TRee-based Exploration of Neighborhoods and Domains

Maintenance works will be carried out May-26-2020 at 11:00 (EDT). We ask you to finish your jobs prior to this date. The server will be stopped and the running jobs will be lost. The server will start working May-26-2020 at 14:00 (EDT).


1) In order to successfully draw gene neighborhoods please provide identifiers of proteins from the RefSeq database. This database is listed in 'Database' section of the BLASTP page as 'Reference proteins (refseq_protein)' option. Once you selected this option you can run BLASTP against this database using your protein of interest and collect homologous proteins and use this collected sequence set as input for TREND.

2) If even using the RefSeq proteins you still couldn't retrieve the gene neighborhoods for some of your proteins this means that corresponding organisms are not in our database yet. Thousands of new genomes get deposited to NCBI every week. After quality assessment and ensuring that the genomes meet the depositions standards they slowly get migrated to the RefSeq database. Once the genomes are there the MiST database will collect and process them and finally TREND will be able to process and show the neighboring genes of corresponding genomes.

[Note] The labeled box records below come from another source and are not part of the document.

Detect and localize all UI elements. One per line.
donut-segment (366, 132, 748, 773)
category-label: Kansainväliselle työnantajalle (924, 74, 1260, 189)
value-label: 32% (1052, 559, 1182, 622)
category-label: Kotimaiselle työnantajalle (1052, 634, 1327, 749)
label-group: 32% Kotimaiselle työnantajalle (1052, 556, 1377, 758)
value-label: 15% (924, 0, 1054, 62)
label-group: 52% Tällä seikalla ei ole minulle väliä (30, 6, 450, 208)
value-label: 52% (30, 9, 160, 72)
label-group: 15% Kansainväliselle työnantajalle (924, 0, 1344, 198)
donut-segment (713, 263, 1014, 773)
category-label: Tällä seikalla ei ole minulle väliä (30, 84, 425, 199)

3) When you collected a set of homologous proteins, for example running BLASTP, redundancy reduction step is necessary, because in the final set numerous identical or very similar sequences will be present. The file containing sequence clusters gets generated by TREND and can be used to identify how many and which sequences each representative sequence, sent over to the pipeline after the reduction step, represents.

4) FFT-NS-i - is a fast and of high quality alignment algorithm. Once you figure out your data, you may use a refined representative set of sequences of a smaller size to run more robust L-INS-i, G-INS-i or E-INS-i algorithms. L-INS-i is recommended when proteins have one common alignable region, G-INS-i - when proteins can be aligned along the entire length, and E-INS-i - when proteins have several alignable regions interspersed with unalignable less common regions.

5) FastTree - is approximately Maximum-Likelihood algorithm that produces phylogenetic trees of very good quality. We recommend using it as a first exploratory step of your analysis or as the only step if you have a large dataset. Once exploring the FastTree you established the kind of data your are dealing with try using MEGA algorithms with the refined dataset of a smaller size. You may reduce the dataset redundancy running the redundancy reduction step of TREND.

6) Not shared domains tolerance parameter adjusting can help to identify gene clusters that have only some domains common between them. Unobvious subtle regularities can be uncovered using this parameter.